All this unusual health information comes to us from the researches of a California pathologist, Paul Wolf. And there are other men of science whose work convinces me that America would be better off with no improvement in our health-care system whatsoever. In fact we might be better off if more doctors became stock brokers and vitamins were prohibited. Dr. Mitchell Margolis, a pulmonary physician from Pennsylvania, has discovered that the composer, Johannes Brahms, suffered a chronic sleep disorder that left him frazzled and irritable during the day. Consider this the next time you listen to Brahms's Lullaby.
For years now, researchers have been breaking the news of the many maladies suffered by such giants as Beethoven, Lincoln, the Roosevelts and even the suave JFK. The link between illness and greatness has been a hidden truth known by any thoughtful people who gave the subject a moment's notice. Some have even coyly suggested their own suffering to advance themselves up the scrolls of history. Remember when President Jimmy Carter lamented his hemorrhoids and when LBJ made the press's blood cool by revealing his gall bladder scar?

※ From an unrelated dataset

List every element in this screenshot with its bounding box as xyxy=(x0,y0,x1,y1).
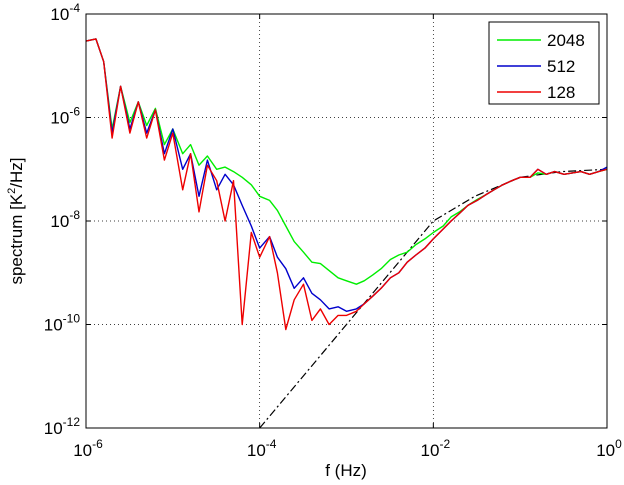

Of course there are a few exceptions to my argument that great artists and statesmen have been assisted by bad health and disease. The recently departed White House plunderer has dreadful allergies. In other forums, I have argued that owing to his reckless lust his plumbing has been in disrepair r-- note the seal upon his medical records. His repute as a statesman sinks daily.
Sure, Sidney and James continue to accord him the rank of saint and martyr, but even Stepahanopoulos, Myers and Begala have publicly attested to his roguishness. There are others who have failed to be ennobled by bad health. Andy Warhol created sophomoric stuff despite a string of discomforts that would have impressed Van Gogh, himself the beneficiary of too many disorders to mention. Mussolini had terrible stomach problems and probably as many allergies as Clinton.
Now of course the media are catching on to Clinton's baseness. Just the other day the revered Times revealed some of the corruption surrounding his pardons. The Justice Department had no idea the White House was preparing its corrupt list, "But many felons with Washington connections did," the Times asserts. "Beginning last fall, the notion began to circulate among potential applicants that the White House might be receptive to direct proposals for pardons."
Well, I have been trying to get the Times' attention for years about the corrupt labor leaders, arms merchants, and common swindlers who have been around the Clintons since Arkansas days. All I ever got for my troubles was the title "Clinton critic." I do not mind being ignored about my Clinton revelations. I just hope the media will take more seriously my insight that bad health is good for you.